One guy wants cheapest as possible, another guy a Ferrari.
As far as Asian products, they make some really good quality stuff, and they make some really cheap crap… just like every manufacturing country on the planet.
As a domestic manufacturer who used to have thousands of square footage, half a dozen plus employees at one time, and the bills to prove it, I can be a lot more realistic about what I now make, what to charge, and who is willing to buy it.
The custom market is still alive, and I have order blanks tacked on the wall to prove it. If I do m job right and deliver those customers what they asked for or interpreted their needs correctly as they expressed them to me, those orders will turn into more orders.
The bottom line is a concept called “perceived value”: That can involve charging a fair price for a good quality product and the ability to deliver it quickly or an acceptable amount of time. What is good delivery? If your orders grow you probably will know the answer. It’s not rocket science to know this stuff. Figure out what minimum per unit you are willing to pay yourself and how much it costs to make it, then stack that up against how much it costs you to operate your business, and you will know exactly howmany units you need to make each day, week, month, year to make a living or better. Can you do it? Or do you quit. Or do you get a job and do it part time? The answer will be on paper staring you in the face.

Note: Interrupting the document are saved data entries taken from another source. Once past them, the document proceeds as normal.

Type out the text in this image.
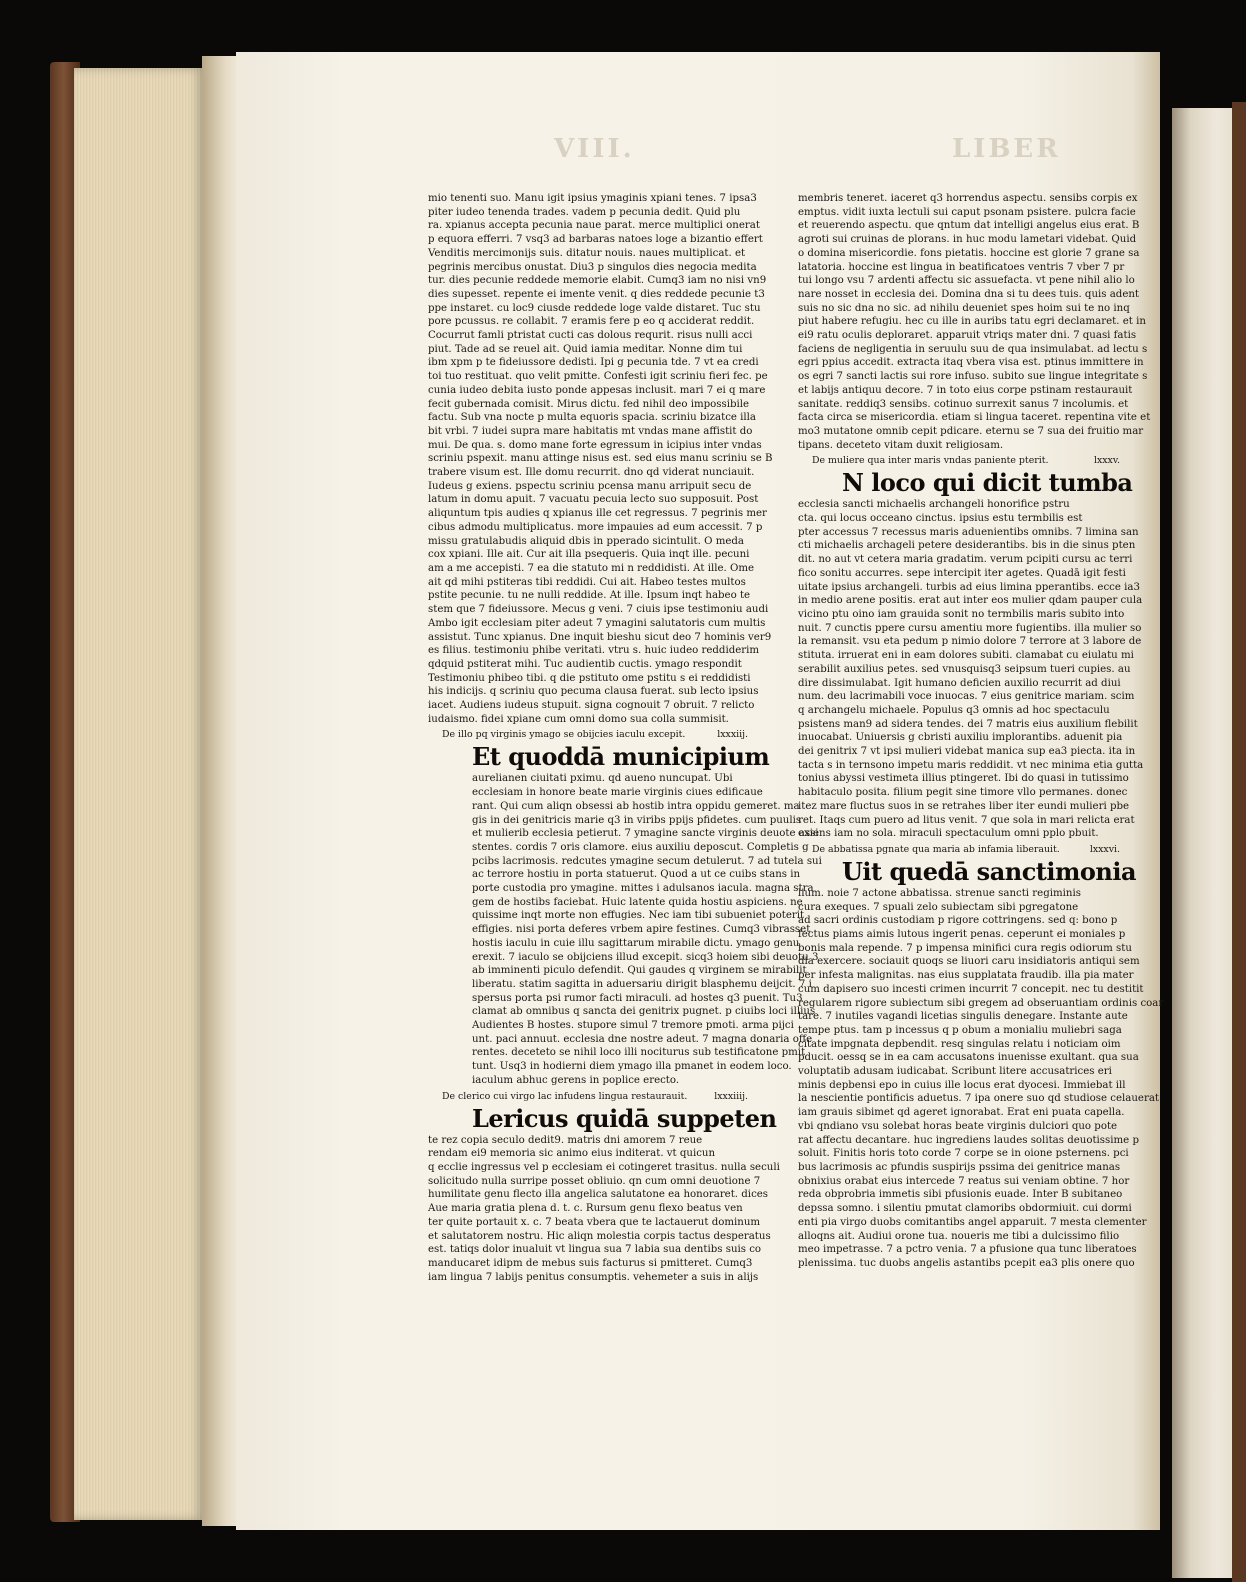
VIII.	LIBER
mio tenenti suo. Manu igit ipsius ymaginis xpiani tenes. 7 ipsa3
piter iudeo tenenda trades. vadem p pecunia dedit. Quid plu
ra. xpianus accepta pecunia naue parat. merce multiplici onerat
p equora efferri. 7 vsq3 ad barbaras natoes loge a bizantio effert
Venditis mercimonijs suis. ditatur nouis. naues multiplicat. et
pegrinis mercibus onustat. Diu3 p singulos dies negocia medita
tur. dies pecunie reddede memorie elabit. Cumq3 iam no nisi vn9
dies supesset. repente ei imente venit. q dies reddede pecunie t3
ppe instaret. cu loc9 ciusde reddede loge valde distaret. Tuc stu
pore pcussus. re collabit. 7 eramis fere p eo q acciderat reddit.
Cocurrut famli ptristat cucti cas dolous requrit. risus nulli acci
piut. Tade ad se reuel ait. Quid iamia meditar. Nonne dim tui
ibm xpm p te fideiussore dedisti. Ipi g pecunia tde. 7 vt ea credi
toi tuo restituat. quo velit pmitte. Confesti igit scriniu fieri fec. pe
cunia iudeo debita iusto ponde appesas inclusit. mari 7 ei q mare
fecit gubernada comisit. Mirus dictu. fed nihil deo impossibile
factu. Sub vna nocte p multa equoris spacia. scriniu bizatce illa
bit vrbi. 7 iudei supra mare habitatis mt vndas mane affistit do
mui. De qua. s. domo mane forte egressum in icipius inter vndas
scriniu pspexit. manu attinge nisus est. sed eius manu scriniu se B
trabere visum est. Ille domu recurrit. dno qd viderat nunciauit.
Iudeus g exiens. pspectu scriniu pcensa manu arripuit secu de
latum in domu apuit. 7 vacuatu pecuia lecto suo supposuit. Post
aliquntum tpis audies q xpianus ille cet regressus. 7 pegrinis mer
cibus admodu multiplicatus. more impauies ad eum accessit. 7 p
missu gratulabudis aliquid dbis in pperado sicintulit. O meda
cox xpiani. Ille ait. Cur ait illa psequeris. Quia inqt ille. pecuni
am a me accepisti. 7 ea die statuto mi n reddidisti. At ille. Ome
ait qd mihi pstiteras tibi reddidi. Cui ait. Habeo testes multos
pstite pecunie. tu ne nulli reddide. At ille. Ipsum inqt habeo te
stem que 7 fideiussore. Mecus g veni. 7 ciuis ipse testimoniu audi
Ambo igit ecclesiam piter adeut 7 ymagini salutatoris cum multis
assistut. Tunc xpianus. Dne inquit bieshu sicut deo 7 hominis ver9
es filius. testimoniu phibe veritati. vtru s. huic iudeo reddiderim
qdquid pstiterat mihi. Tuc audientib cuctis. ymago respondit
Testimoniu phibeo tibi. q die pstituto ome pstitu s ei reddidisti
his indicijs. q scriniu quo pecuma clausa fuerat. sub lecto ipsius
iacet. Audiens iudeus stupuit. signa cognouit 7 obruit. 7 relicto
iudaismo. fidei xpiane cum omni domo sua colla summisit.
De illo pq virginis ymago se obijcies iaculu excepit.	lxxxiij.
Et quoddā municipium
aurelianen ciuitati pximu. qd aueno nuncupat. Ubi
ecclesiam in honore beate marie virginis ciues edificaue
rant. Qui cum aliqn obsessi ab hostib intra oppidu gemeret. ma
gis in dei genitricis marie q3 in viribs ppijs pfidetes. cum puulis
et mulierib ecclesia petierut. 7 ymagine sancte virginis deuote assi
stentes. cordis 7 oris clamore. eius auxiliu deposcut. Completis g
pcibs lacrimosis. redcutes ymagine secum detulerut. 7 ad tutela sui
ac terrore hostiu in porta statuerut. Quod a ut ce cuibs stans in
porte custodia pro ymagine. mittes i adulsanos iacula. magna stra
gem de hostibs faciebat. Huic latente quida hostiu aspiciens. ne
quissime inqt morte non effugies. Nec iam tibi subueniet poterit
effigies. nisi porta deferes vrbem apire festines. Cumq3 vibrasset
hostis iaculu in cuie illu sagittarum mirabile dictu. ymago genu
erexit. 7 iaculo se obijciens illud excepit. sicq3 hoiem sibi deuotu 3
ab imminenti piculo defendit. Qui gaudes q virginem se mirabilit
liberatu. statim sagitta in aduersariu dirigit blasphemu deijcit. 7 i
spersus porta psi rumor facti miraculi. ad hostes q3 puenit. Tu3
clamat ab omnibus q sancta dei genitrix pugnet. p ciuibs loci illius
Audientes B hostes. stupore simul 7 tremore pmoti. arma pijci
unt. paci annuut. ecclesia dne nostre adeut. 7 magna donaria offe
rentes. deceteto se nihil loco illi nociturus sub testificatone pmit
tunt. Usq3 in hodierni diem ymago illa pmanet in eodem loco.
iaculum abhuc gerens in poplice erecto.
De clerico cui virgo lac infudens lingua restaurauit.	lxxxiiij.
Lericus quidā suppeten
te rez copia seculo dedit9. matris dni amorem 7 reue
rendam ei9 memoria sic animo eius inditerat. vt quicun
q ecclie ingressus vel p ecclesiam ei cotingeret trasitus. nulla seculi
solicitudo nulla surripe posset obliuio. qn cum omni deuotione 7
humilitate genu flecto illa angelica salutatone ea honoraret. dices
Aue maria gratia plena d. t. c. Rursum genu flexo beatus ven
ter quite portauit x. c. 7 beata vbera que te lactauerut dominum
et salutatorem nostru. Hic aliqn molestia corpis tactus desperatus
est. tatiqs dolor inualuit vt lingua sua 7 labia sua dentibs suis co
manducaret idipm de mebus suis facturus si pmitteret. Cumq3
iam lingua 7 labijs penitus consumptis. vehemeter a suis in alijs
membris teneret. iaceret q3 horrendus aspectu. sensibs corpis ex
emptus. vidit iuxta lectuli sui caput psonam psistere. pulcra facie
et reuerendo aspectu. que qntum dat intelligi angelus eius erat. B
agroti sui cruinas de plorans. in huc modu lametari videbat. Quid
o domina misericordie. fons pietatis. hoccine est glorie 7 grane sa
latatoria. hoccine est lingua in beatificatoes ventris 7 vber 7 pr
tui longo vsu 7 ardenti affectu sic assuefacta. vt pene nihil alio lo
nare nosset in ecclesia dei. Domina dna si tu dees tuis. quis adent
suis no sic dna no sic. ad nihilu deueniet spes hoim sui te no inq
piut habere refugiu. hec cu ille in auribs tatu egri declamaret. et in
ei9 ratu oculis deploraret. apparuit vtriqs mater dni. 7 quasi fatis
faciens de negligentia in seruulu suu de qua insimulabat. ad lectu s
egri ppius accedit. extracta itaq vbera visa est. ptinus immittere in
os egri 7 sancti lactis sui rore infuso. subito sue lingue integritate s
et labijs antiquu decore. 7 in toto eius corpe pstinam restaurauit
sanitate. reddiq3 sensibs. cotinuo surrexit sanus 7 incolumis. et
facta circa se misericordia. etiam si lingua taceret. repentina vite et
mo3 mutatone omnib cepit pdicare. eternu se 7 sua dei fruitio mar
tipans. deceteto vitam duxit religiosam.
De muliere qua inter maris vndas paniente pterit.	lxxxv.
N loco qui dicit tumba
ecclesia sancti michaelis archangeli honorifice pstru
cta. qui locus occeano cinctus. ipsius estu termbilis est
pter accessus 7 recessus maris aduenientibs omnibs. 7 limina san
cti michaelis archageli petere desiderantibs. bis in die sinus pten
dit. no aut vt cetera maria gradatim. verum pcipiti cursu ac terri
fico sonitu accurres. sepe intercipit iter agetes. Quadā igit festi
uitate ipsius archangeli. turbis ad eius limina pperantibs. ecce ia3
in medio arene positis. erat aut inter eos mulier qdam pauper cula
vicino ptu oino iam grauida sonit no termbilis maris subito into
nuit. 7 cunctis ppere cursu amentiu more fugientibs. illa mulier so
la remansit. vsu eta pedum p nimio dolore 7 terrore at 3 labore de
stituta. irruerat eni in eam dolores subiti. clamabat cu eiulatu mi
serabilit auxilius petes. sed vnusquisq3 seipsum tueri cupies. au
dire dissimulabat. Igit humano deficien auxilio recurrit ad diui
num. deu lacrimabili voce inuocas. 7 eius genitrice mariam. scim
q archangelu michaele. Populus q3 omnis ad hoc spectaculu
psistens man9 ad sidera tendes. dei 7 matris eius auxilium flebilit
inuocabat. Uniuersis g cbristi auxiliu implorantibs. aduenit pia
dei genitrix 7 vt ipsi mulieri videbat manica sup ea3 piecta. ita in
tacta s in ternsono impetu maris reddidit. vt nec minima etia gutta
tonius abyssi vestimeta illius ptingeret. Ibi do quasi in tutissimo
habitaculo posita. filium pegit sine timore vllo permanes. donec
itez mare fluctus suos in se retrahes liber iter eundi mulieri pbe
ret. Itaqs cum puero ad litus venit. 7 que sola in mari relicta erat
exiens iam no sola. miraculi spectaculum omni pplo pbuit.
De abbatissa pgnate qua maria ab infamia liberauit.	lxxxvi.
Uit quedā sanctimonia
lium. noie 7 actone abbatissa. strenue sancti regiminis
cura exeques. 7 spuali zelo subiectam sibi pgregatone
ad sacri ordinis custodiam p rigore cottringens. sed q: bono p
fectus piams aimis lutous ingerit penas. ceperunt ei moniales p
bonis mala repende. 7 p impensa minifici cura regis odiorum stu
dia exercere. sociauit quoqs se liuori caru insidiatoris antiqui sem
per infesta malignitas. nas eius supplatata fraudib. illa pia mater
cum dapisero suo incesti crimen incurrit 7 concepit. nec tu destitit
regularem rigore subiectum sibi gregem ad obseruantiam ordinis coar
tare. 7 inutiles vagandi licetias singulis denegare. Instante aute
tempe ptus. tam p incessus q p obum a monialiu muliebri saga
citate impgnata depbendit. resq singulas relatu i noticiam oim
pducit. oessq se in ea cam accusatons inuenisse exultant. qua sua
voluptatib adusam iudicabat. Scribunt litere accusatrices eri
minis depbensi epo in cuius ille locus erat dyocesi. Immiebat ill
la nescientie pontificis aduetus. 7 ipa onere suo qd studiose celauerat
iam grauis sibimet qd ageret ignorabat. Erat eni puata capella.
vbi qndiano vsu solebat horas beate virginis dulciori quo pote
rat affectu decantare. huc ingrediens laudes solitas deuotissime p
soluit. Finitis horis toto corde 7 corpe se in oione psternens. pci
bus lacrimosis ac pfundis suspirijs pssima dei genitrice manas
obnixius orabat eius intercede 7 reatus sui veniam obtine. 7 hor
reda obprobria immetis sibi pfusionis euade. Inter B subitaneo
depssa somno. i silentiu pmutat clamoribs obdormiuit. cui dormi
enti pia virgo duobs comitantibs angel apparuit. 7 mesta clementer
alloqns ait. Audiui orone tua. noueris me tibi a dulcissimo filio
meo impetrasse. 7 a pctro venia. 7 a pfusione qua tunc liberatoes
plenissima. tuc duobs angelis astantibs pcepit ea3 plis onere quo
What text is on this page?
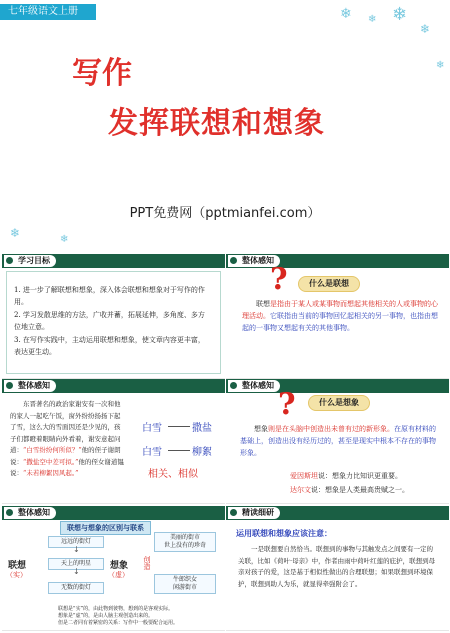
七年级语文上册	❄ ❄ ❄
❄
❄
❄	❄
写作
发挥联想和想象
PPT免费网（pptmianfei.com）
学习目标

1. 进一步了解联想和想象，深入体会联想和想象对于写作的作用。

2. 学习发散思维的方法，广收并蓄，拓展延伸，多角度、多方位地立意。

3. 在写作实践中，主动运用联想和想象，使文章内容更丰富，表达更生动。

整体感知
?	什么是联想
联想是指由于某人或某事物而想起其他相关的人或事物的心理活动。它联指由当前的事物回忆起相关的另一事物，也指由想起的一事物又想起有关的其他事物。
整体感知
东晋著名的政治家谢安有一次和他的家人一起吃午饭，窗外纷纷扬扬下起了雪，这么大的雪面因还是少见的，孩子们都瞪着眼睛向外看着，谢安意起问道：“白雪纷纷何所似？”他的侄子谢朗说：“撒盐空中差可拟。”他的侄女谢道韫说：“未若柳絮因风起。”
白雪	撒盐
白雪	柳絮
相关、相似
整体感知
?	什么是想象
想象则是在头脑中创造出未曾有过的新形象。在原有材料的基础上，创造出没有经历过的，甚至是现实中根本不存在的事物形象。
爱因斯坦说：想象力比知识更重要。
达尔文说：想象是人类最高贵赋之一。
整体感知
联想与想象的区别与联系
联想
（实）
远远的街灯
↓
天上的明星
↓
无数的街灯
想象
（虚）
创造
美丽的街市
世上没有的珍奇
牛郎织女
闲游街市
联想是“实”的，由此物到彼物，想到的是客观实际。
想象是“虚”的，是由人脑主观创造出来的。
但是二者同有着紧密的关系：写作中一般要配合运用。
精读细研
运用联想和想象应该注意：
一是联想要自然恰当。联想到的事物与其触发点之间要有一定的关联，比如《荷叶·母亲》中，作者由雨中荷叶红莲的庇护，联想到母亲对孩子的爱，这是基于相似性做出的合理联想；如果联想到环境保护，联想到助人为乐，就显得牵强附会了。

How do you determine what is working for you? That’s called NET profit. If you don’t sit down and crunch numbers on what it cost in materials, overhead (rental space, utilities, etc.) and your labor, then you’re just out for a leisurely drive and not really in business. If you never have to worry about arriving upon cost of doing business and bottom line profit, then I’m happy for you because you probably have one big ass trust fund. Do I respect you for doing it this way? That’s another matter.
We can also choose to sit and cry in our beer all day long about the economy, big corporate greed, monopolies, how the middle class isn’t spending on discretionary items or how “there is no money in surfboards”,
If you want to do that, that’s your perogative, I’ll make a few more boards while you’re ‘busy’.
You control your own destiny. If you want to be a professional victim, have at it. If you want to get out of the surfboard business and study law, sell shoes, paint houses, become a dentist, a baker, a nurse or some other respectable occupation, that’s for you to decide.
Water follows the path of least resistance and will level due to the gravitational pull of the earth.
Cream rises to the top.
Yin Yang… are you water, or cream?
Momma always told me “can’t never did nuthin”.